By Michael M. Phillips
Wall Street JournalSeptember 17, 2002
With financial instability rippling through Latin America, momentum appears to be building for an international plan to make it easier for developing nations to declare bankruptcy and renegotiate their foreign debts. The Bush administration, which recently has found itself forced to support big money rescue loans for some crisis-wracked developing countries, has given the International Monetary Fund a spring deadline to draw up terms of a global treaty allowing nations to restructure debts more smoothly. Top economic officials from the IMF's 184 member nations are likely to give the plan a boost when they meet here at the end of the month.
"Today, with no clear process for sovereign-debt restructuring in place, when a nation is on the brink of financial collapse we have two stark and uninviting options - unwarranted lending or sending the troubled nation off a cliff into a catastrophic default," Treasury Secretary Paul O'Neill said in a recent speech.
Growing support for the plan is a sign of official concern about recent financial crises in the developing world. Argentina has defaulted on much of its $141 billion in government debt. Uruguay has been caught up in a run on its banks. And the IMF has promised $30 billion to help restore flagging investor confidence in Brazil. While there is enormous pressure to aid countries whose problems might infect their neighbors, economic officials worry that such large rescue packages sometimes simply put off an inevitable default. Instead, the world's wealthy nations have agreed to look at two proposals that would create a process by which countries that are truly insolvent - not just short of cash - could reduce their debts and stretch out payments.

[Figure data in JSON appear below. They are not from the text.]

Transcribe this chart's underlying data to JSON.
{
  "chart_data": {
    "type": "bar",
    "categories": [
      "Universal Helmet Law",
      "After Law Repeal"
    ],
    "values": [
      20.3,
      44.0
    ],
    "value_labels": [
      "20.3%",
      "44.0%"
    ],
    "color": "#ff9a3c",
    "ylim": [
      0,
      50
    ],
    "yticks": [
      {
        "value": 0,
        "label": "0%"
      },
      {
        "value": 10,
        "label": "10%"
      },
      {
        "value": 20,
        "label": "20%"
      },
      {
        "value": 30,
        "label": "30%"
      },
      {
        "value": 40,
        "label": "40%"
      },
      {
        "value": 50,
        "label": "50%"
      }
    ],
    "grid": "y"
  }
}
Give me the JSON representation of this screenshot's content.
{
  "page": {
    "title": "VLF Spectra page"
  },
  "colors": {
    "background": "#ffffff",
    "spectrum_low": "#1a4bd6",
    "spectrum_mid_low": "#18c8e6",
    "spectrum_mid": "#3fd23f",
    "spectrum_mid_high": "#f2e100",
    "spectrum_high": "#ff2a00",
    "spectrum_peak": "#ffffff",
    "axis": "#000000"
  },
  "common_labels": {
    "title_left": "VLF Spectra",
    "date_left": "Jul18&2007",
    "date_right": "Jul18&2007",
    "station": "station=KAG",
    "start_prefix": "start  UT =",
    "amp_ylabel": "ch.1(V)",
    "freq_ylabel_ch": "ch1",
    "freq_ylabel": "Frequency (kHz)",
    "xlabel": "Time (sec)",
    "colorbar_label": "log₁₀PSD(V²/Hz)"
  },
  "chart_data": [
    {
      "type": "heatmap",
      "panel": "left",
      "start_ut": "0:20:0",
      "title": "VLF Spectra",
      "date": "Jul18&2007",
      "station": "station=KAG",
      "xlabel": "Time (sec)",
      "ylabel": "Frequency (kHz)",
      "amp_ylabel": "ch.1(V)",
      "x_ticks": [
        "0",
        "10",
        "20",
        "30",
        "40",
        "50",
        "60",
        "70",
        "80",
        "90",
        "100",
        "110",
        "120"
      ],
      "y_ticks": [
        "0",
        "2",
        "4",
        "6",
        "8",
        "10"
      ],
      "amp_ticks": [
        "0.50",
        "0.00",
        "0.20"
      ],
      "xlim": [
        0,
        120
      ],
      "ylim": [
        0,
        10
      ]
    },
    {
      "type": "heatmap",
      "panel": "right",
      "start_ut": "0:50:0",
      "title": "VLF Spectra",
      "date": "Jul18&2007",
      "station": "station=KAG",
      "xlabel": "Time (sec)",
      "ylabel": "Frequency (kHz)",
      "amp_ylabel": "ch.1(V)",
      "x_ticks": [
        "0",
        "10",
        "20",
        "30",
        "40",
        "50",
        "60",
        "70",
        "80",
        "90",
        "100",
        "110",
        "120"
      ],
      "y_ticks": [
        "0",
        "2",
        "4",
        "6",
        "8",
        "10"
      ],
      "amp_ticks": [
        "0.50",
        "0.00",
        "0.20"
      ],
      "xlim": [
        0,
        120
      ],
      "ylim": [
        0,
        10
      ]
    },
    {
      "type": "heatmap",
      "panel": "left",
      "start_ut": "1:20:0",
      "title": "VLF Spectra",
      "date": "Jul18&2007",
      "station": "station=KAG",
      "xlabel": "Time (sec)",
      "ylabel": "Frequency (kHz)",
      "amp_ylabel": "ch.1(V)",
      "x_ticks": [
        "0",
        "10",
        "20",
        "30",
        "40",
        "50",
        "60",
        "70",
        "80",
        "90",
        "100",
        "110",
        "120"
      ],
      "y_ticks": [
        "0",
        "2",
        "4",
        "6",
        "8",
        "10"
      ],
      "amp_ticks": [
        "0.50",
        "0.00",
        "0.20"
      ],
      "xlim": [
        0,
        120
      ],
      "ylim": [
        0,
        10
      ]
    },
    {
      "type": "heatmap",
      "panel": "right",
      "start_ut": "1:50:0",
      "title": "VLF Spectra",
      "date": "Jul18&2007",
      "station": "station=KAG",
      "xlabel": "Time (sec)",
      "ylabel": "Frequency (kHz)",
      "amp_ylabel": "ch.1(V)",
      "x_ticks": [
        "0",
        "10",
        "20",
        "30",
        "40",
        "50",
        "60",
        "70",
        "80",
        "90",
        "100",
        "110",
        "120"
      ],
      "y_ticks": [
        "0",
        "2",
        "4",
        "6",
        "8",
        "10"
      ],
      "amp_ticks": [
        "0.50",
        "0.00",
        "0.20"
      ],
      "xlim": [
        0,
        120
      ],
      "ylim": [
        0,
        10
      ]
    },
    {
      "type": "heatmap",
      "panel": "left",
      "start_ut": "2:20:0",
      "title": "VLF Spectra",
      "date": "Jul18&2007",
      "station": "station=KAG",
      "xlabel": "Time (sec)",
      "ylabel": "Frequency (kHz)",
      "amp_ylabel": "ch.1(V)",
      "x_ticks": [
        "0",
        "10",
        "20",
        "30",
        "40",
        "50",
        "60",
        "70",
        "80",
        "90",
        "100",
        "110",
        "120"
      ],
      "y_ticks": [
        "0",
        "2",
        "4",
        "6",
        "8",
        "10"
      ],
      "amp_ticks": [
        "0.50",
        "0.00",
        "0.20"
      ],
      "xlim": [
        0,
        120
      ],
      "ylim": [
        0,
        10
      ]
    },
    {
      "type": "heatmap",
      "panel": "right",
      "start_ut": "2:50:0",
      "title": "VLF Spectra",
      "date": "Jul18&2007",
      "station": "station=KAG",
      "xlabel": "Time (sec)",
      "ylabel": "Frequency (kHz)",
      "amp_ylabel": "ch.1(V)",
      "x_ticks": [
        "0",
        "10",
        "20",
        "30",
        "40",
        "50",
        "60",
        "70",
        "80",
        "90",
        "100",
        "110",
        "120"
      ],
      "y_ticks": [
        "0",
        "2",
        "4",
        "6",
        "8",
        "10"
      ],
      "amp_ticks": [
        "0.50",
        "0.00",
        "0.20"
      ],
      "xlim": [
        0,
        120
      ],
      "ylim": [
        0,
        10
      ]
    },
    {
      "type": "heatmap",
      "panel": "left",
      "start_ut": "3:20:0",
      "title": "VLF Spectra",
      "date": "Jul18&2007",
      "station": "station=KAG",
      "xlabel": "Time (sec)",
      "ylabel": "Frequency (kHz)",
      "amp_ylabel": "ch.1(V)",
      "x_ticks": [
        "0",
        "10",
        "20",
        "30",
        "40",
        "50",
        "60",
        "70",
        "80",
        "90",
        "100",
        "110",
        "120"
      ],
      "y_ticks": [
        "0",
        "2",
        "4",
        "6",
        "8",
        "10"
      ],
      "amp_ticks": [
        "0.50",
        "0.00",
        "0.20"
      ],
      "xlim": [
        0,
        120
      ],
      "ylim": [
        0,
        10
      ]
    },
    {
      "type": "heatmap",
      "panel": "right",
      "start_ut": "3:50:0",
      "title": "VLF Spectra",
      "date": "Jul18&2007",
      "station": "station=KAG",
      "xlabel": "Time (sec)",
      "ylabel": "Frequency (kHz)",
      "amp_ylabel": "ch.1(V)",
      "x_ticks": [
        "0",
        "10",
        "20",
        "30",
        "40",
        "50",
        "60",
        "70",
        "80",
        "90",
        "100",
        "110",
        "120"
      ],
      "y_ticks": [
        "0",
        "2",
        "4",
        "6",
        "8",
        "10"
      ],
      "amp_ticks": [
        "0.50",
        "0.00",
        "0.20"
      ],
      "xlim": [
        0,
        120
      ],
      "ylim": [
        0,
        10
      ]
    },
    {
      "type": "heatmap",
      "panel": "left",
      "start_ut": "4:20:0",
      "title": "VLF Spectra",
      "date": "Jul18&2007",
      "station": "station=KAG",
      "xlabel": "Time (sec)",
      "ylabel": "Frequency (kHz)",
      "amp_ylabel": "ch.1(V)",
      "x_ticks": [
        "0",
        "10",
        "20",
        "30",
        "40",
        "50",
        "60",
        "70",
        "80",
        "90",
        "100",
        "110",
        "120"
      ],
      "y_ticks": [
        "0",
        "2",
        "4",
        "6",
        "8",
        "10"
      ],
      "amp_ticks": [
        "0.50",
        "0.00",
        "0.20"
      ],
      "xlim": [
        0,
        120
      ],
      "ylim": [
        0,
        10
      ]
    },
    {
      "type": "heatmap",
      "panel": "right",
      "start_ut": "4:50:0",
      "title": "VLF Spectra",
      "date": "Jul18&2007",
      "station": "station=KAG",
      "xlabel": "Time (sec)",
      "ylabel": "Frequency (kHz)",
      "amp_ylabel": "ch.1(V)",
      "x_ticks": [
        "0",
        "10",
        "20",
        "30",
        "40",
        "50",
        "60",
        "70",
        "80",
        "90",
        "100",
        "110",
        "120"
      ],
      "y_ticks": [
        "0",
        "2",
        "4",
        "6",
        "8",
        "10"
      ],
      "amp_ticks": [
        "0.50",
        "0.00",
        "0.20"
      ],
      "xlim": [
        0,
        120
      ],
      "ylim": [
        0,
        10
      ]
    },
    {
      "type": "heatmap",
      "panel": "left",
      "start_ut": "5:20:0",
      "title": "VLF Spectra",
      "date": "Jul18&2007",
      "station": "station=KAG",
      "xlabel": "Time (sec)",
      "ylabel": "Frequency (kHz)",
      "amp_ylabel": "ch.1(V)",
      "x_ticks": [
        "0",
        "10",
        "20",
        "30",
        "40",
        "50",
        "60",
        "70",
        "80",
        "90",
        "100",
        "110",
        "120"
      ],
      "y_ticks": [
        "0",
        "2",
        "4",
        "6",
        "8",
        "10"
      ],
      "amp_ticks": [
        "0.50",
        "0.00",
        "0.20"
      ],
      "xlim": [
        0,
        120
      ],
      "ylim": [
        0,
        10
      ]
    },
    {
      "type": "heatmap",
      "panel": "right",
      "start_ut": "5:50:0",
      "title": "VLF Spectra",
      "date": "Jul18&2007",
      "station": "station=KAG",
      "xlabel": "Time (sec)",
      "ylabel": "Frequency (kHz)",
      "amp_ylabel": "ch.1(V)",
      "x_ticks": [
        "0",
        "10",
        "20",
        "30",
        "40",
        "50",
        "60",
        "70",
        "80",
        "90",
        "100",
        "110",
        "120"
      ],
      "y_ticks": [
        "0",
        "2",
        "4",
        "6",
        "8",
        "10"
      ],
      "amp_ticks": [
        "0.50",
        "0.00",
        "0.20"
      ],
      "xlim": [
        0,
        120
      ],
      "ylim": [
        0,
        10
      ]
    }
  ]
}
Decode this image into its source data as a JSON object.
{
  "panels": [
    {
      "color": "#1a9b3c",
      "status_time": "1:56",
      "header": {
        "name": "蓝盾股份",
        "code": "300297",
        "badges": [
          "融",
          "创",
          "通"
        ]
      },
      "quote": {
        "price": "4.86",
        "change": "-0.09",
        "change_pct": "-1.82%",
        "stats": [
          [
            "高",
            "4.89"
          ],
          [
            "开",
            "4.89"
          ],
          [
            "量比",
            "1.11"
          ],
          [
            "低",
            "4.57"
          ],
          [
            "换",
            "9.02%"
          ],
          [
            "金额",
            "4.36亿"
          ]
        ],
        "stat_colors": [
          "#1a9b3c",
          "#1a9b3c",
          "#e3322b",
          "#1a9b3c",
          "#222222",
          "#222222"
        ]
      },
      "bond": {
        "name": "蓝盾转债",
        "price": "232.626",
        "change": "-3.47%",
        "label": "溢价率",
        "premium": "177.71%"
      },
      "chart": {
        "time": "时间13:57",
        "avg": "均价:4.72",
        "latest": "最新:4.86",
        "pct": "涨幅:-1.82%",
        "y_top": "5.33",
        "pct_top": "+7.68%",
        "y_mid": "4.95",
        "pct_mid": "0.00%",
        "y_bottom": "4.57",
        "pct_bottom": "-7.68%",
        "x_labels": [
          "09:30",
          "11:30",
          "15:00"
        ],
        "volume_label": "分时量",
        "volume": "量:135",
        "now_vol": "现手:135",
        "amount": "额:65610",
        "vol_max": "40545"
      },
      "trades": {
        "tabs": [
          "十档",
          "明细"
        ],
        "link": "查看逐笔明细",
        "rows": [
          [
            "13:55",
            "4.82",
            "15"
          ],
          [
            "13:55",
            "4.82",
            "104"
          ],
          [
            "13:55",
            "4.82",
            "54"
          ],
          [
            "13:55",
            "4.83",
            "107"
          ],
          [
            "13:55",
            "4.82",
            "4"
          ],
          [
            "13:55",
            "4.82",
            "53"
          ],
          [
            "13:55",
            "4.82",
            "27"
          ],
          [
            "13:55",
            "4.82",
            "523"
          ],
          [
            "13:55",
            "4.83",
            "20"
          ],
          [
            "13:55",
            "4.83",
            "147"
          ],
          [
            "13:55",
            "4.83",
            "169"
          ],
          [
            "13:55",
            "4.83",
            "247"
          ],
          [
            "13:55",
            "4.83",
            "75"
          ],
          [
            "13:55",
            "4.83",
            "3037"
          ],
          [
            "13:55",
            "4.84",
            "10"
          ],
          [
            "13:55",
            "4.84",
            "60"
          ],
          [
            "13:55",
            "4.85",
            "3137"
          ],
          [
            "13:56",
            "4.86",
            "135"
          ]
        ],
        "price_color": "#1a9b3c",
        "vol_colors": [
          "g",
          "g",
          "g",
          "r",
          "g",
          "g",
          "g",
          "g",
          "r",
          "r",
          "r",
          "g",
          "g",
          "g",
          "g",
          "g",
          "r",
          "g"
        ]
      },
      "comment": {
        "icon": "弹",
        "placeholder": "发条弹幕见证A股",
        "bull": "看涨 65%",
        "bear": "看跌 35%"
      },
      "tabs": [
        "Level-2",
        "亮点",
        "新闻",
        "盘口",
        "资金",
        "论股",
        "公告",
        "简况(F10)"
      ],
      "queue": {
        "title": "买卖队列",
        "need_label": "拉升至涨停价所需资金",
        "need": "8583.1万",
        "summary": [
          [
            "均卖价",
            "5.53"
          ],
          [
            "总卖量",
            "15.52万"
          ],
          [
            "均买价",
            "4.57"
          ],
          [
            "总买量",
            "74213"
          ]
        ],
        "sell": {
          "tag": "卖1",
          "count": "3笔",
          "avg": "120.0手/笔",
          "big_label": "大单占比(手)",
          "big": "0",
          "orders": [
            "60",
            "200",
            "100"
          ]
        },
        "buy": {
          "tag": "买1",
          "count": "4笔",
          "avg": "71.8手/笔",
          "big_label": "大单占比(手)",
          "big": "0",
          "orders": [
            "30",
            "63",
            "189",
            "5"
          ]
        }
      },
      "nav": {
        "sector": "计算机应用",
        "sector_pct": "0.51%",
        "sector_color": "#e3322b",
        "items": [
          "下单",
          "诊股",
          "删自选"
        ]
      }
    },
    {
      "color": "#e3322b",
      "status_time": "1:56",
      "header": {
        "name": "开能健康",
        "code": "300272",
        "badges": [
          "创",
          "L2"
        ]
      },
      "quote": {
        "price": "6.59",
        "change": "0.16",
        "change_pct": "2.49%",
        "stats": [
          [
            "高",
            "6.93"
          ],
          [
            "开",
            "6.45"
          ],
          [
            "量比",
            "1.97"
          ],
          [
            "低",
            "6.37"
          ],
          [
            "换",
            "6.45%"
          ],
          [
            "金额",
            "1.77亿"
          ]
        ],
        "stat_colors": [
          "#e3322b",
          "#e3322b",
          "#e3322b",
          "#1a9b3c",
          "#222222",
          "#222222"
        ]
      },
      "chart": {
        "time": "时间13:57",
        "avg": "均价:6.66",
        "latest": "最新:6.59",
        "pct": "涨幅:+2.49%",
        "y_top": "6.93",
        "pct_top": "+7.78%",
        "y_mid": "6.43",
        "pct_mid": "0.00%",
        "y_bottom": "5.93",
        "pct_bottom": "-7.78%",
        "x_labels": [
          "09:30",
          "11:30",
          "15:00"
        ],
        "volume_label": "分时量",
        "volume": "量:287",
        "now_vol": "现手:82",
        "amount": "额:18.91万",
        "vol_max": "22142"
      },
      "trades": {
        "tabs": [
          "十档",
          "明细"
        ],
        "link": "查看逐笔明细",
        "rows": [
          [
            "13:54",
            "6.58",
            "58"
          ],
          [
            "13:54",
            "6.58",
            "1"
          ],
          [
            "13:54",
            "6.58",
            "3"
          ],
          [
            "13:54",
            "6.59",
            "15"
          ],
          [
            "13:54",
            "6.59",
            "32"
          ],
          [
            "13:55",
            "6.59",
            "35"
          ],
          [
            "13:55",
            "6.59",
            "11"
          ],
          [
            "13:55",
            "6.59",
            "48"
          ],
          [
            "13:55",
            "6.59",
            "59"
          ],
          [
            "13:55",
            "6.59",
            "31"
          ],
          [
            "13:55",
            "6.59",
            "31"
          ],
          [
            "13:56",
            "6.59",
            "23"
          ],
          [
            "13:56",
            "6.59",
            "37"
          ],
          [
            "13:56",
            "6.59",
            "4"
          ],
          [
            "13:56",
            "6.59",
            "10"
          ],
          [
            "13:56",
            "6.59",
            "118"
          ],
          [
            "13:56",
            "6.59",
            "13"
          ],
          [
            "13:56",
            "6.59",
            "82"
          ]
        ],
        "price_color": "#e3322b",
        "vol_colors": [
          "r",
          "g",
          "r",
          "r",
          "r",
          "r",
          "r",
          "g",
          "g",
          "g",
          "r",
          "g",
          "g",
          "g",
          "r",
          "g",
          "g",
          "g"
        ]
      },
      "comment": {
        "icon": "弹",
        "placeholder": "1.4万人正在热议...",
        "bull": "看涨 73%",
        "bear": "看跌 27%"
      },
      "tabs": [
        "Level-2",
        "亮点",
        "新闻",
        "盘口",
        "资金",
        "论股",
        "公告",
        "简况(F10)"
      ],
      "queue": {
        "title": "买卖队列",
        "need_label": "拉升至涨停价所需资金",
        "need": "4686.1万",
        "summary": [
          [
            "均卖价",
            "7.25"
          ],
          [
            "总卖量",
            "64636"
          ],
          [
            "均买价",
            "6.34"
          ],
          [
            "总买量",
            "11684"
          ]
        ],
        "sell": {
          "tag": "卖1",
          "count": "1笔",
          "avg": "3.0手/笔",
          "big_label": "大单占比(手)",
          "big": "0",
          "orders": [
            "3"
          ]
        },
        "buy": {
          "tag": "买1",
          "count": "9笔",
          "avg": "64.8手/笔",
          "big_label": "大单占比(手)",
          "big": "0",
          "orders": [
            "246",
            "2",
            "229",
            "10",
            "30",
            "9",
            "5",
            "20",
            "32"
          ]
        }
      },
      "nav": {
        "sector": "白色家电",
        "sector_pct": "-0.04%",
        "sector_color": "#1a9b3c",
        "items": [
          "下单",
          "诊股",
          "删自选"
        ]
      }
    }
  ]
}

The Bush administration has thrown its weight behind the idea of urging borrowing governments to include clauses in future bond contracts that would allow a majority of creditors to agree to a restructuring and force less-willing bondholders to go along with them. That would keep vulture funds and other holdout creditors from turning to the courts to block a restructuring. Investors and bankers, acting through trade associations, are crafting model language for such clauses, but no developing country has used one yet.
A second proposal, created by IMF First Deputy Managing Director Anne Krueger, would essentially make those majority-action contingency clauses retroactive, applying to the hundreds of billions of dollars in emerging-market debt that are in circulation. Under the IMF proposal, a country would declare itself bankrupt, halt all repayments to foreign private creditors, and negotiate a restructuring with the majority of its creditors. Minority creditors would have no choice but to go along with the majority.
IMF member nations would rewrite its articles of agreement to give the plan force of law worldwide. The U.S. Congress would have to approve such a change.
The IMF plan has alarmed investors, who oppose altering the terms of existing debt contracts. "We continue to believe this is not a productive way forward, and that at a time of extreme risk-aversion in emerging markets, when capital flows are falling, that approaches such as this add further to uncertainty and investor anxiety," said Charles Dallara, head of the Institute of International Finance.
European governments argue that the IMF proposal is central to insulating the world financial system from the shock of defaults. "I would like this to move very fast," said Caio Koch-Weser, Germany's deputy finance minister.
But the key to making the plan a reality is the position of the U.S. government, the most powerful voice on the IMF board. Mr. O'Neill has said both the IMF and Treasury proposals are "necessary and important." John Taylor, Treasury undersecretary for international affairs, acknowledged that he has been more forceful in pushing the U.S. plan. "The time for action is here," he said. But he stressed that Treasury supports movement on both plans.
For months, however, U.S. allies have complained of mixed messages and behind-the-scenes obstructionism from Treasury on the international-bankruptcy issue. The U.S. has blocked attempts by other members of the Group of Seven major industrialized nations to issue stronger words of support, complained one senior G-7 official. "The support by the U.S. has been lukewarm at best," the official said.
Now that perception is changing. At a recent private lunch, Mr. O'Neill asked IMF Managing Director Horst Koehler to draw up language -- by the IMF's April meetings -- to amend the articles of agreement to permit the plan to go into effect. Although Treasury didn't commit to supporting such an amendment, IMF officials came away from lunch convinced that the U.S. is warming to their idea.